Maqula and six others, have been trained by Mike Tibbs, chairman of the Cape Orchid Society and owner of The Exotic Plant Company (TEPC), in propagation methods. They are now working from a greenhouse at the Helderberg Nature Reserve.
The Orchid Society, TEPC and King plants will provide the initial plants, which will all be South African and African orchids (many of our indigenous orchids are endangered); and the new farmers will continue to propagate them.
There is already a substantial market in three-week-old plants from the laboratory, so the women will not have to wait for years or even months for the opportunity to earn money and contribute to conservation.
The project is Tibbs’s brainchild, and is funded by the Cape Orchid Society, the City of Cape Town, TEPC and King plants.
Co-ordinating the women is Lillian Masebenza. She runs Mhani Gingi, a social entrepreneurial network. While working at Old Mutual in financial marketing and communications, she identified the need to get small businesses into the mainstream.
“The challenge is how to grow a sustainable project or business, and take it forward. My concept is to mobilise women specifically, and create partnerships with people who want to take up the challenge. For example, our vehicle broke down today – two of our members are stranded. It would be great if someone would partner us and donate a vehicle.”
The women currently work three days a week – once the project is running and the orchids are available at the reserve for sale, she’d like to set up a place where they can also do beadwork, embroidery and needlework with an orchid theme.
“The project is focusing, for now, on a few epiphytic orchids, Aerangis modesta, A fuscata, and A.mystacidii,” says Frida Vesterberg from the City of Cape Town’s environmental management project.
“They’re very hardy and they’re collectors’ items. We’ve taken on the project because we see the sustainability of it.”
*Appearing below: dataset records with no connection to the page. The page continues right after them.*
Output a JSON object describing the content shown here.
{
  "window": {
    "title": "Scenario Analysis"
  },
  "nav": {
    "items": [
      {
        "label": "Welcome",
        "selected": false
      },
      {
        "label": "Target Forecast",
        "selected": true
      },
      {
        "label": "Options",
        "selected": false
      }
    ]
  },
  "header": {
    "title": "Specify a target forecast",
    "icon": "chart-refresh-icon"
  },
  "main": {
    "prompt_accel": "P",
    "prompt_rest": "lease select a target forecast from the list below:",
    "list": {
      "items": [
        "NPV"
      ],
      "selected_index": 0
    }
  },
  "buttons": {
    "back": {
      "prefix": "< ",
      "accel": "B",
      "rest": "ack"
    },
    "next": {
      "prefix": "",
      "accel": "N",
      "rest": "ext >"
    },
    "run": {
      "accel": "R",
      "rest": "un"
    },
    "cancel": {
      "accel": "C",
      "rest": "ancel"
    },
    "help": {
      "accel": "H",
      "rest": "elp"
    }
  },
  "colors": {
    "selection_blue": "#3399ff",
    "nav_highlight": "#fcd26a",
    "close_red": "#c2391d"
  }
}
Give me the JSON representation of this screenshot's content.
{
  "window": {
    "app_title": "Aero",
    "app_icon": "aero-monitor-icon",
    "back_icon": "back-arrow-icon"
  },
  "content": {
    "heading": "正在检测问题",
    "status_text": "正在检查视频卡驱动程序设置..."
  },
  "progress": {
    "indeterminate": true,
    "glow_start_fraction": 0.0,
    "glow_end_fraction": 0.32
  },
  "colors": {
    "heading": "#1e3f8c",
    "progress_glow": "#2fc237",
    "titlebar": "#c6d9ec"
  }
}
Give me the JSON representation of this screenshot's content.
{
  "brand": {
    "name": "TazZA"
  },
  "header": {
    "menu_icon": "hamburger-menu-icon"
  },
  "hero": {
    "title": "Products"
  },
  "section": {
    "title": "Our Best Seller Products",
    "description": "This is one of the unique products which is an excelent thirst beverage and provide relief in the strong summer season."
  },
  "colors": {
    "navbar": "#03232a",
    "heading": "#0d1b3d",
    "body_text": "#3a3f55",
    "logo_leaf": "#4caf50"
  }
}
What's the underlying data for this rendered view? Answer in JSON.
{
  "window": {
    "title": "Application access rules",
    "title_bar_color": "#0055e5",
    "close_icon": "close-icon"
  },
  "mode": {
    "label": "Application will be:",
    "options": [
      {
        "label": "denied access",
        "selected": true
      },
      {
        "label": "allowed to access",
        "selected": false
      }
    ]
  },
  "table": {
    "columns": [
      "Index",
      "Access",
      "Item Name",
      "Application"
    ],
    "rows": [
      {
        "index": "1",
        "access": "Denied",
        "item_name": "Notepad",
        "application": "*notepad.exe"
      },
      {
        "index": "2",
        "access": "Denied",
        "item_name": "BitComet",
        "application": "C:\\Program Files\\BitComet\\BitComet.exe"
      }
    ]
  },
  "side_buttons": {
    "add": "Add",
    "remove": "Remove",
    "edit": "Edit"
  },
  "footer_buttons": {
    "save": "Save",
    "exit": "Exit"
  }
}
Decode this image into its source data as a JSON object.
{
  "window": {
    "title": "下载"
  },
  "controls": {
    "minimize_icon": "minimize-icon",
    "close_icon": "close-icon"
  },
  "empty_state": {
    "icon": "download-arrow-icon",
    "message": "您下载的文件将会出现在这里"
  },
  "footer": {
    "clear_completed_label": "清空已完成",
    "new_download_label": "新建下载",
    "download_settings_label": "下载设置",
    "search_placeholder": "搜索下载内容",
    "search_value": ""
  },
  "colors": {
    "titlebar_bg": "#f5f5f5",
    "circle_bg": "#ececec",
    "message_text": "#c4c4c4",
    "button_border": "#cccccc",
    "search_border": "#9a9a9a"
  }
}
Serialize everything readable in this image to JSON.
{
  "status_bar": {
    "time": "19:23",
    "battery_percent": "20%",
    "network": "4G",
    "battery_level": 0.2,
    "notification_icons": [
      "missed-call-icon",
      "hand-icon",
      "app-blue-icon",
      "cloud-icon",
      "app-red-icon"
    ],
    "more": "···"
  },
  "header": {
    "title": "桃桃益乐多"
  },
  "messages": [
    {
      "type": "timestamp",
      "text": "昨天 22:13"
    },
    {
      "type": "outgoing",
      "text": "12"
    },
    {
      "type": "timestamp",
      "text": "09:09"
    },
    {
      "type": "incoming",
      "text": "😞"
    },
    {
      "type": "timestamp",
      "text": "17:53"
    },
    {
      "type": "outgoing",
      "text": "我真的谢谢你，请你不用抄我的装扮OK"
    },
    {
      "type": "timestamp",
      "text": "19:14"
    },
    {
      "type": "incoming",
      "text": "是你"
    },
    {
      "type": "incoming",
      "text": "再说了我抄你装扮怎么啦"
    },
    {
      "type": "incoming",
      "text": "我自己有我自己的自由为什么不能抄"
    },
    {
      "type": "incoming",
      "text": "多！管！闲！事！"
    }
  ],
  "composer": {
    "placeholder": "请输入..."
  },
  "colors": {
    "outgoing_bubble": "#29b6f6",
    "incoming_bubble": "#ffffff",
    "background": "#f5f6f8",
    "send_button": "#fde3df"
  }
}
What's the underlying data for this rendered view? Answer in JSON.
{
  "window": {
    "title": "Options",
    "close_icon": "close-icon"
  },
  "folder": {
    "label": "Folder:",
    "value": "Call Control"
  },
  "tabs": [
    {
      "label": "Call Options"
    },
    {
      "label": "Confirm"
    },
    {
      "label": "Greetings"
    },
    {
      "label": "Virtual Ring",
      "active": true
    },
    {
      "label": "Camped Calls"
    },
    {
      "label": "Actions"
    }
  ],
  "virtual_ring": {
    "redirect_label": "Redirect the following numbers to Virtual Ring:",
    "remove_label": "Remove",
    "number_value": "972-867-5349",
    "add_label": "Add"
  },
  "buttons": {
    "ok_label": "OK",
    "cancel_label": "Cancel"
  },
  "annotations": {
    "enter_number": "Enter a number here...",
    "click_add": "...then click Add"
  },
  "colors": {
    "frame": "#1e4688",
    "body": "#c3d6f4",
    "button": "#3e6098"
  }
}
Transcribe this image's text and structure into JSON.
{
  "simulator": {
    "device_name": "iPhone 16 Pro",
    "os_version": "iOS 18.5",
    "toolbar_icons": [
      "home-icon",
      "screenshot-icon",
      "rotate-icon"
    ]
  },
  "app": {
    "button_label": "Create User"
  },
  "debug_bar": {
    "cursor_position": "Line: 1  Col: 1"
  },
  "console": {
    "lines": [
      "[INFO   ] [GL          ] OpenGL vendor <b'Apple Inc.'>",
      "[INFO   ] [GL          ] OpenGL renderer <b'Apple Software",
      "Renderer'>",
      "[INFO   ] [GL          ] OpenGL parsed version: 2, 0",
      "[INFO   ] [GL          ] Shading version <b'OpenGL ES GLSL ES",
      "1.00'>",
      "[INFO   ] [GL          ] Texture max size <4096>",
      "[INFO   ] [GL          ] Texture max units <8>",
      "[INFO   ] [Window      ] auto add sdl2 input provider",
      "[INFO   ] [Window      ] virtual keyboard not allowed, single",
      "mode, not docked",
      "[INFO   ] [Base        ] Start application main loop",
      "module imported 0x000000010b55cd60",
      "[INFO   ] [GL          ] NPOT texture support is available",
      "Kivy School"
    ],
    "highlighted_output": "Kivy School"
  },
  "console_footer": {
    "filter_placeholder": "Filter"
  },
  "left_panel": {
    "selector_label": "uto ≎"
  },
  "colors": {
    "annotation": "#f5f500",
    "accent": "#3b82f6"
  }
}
Indigenous orchids are not easy to come by, says Tibbs. A lot are in private collections, he explains.
“We also work closely with CapeNature and are called in to rescue plants before the bulldozers go in,” says Tibbs who will be donating his plant stock for propagation.
The orchid seeds are germinated artificially with the help of Richard King of King plants, a specialist laboratory that germinates orchid seeds.
King is offering his services almost free of charge.
When the seedlings are of sufficient size, they’re attached to lengths of vine bark (wingerdstokkies). These are then ready to take home and hang in a cool shady place, where they need to be sprayed with water daily and fertilised occasionally.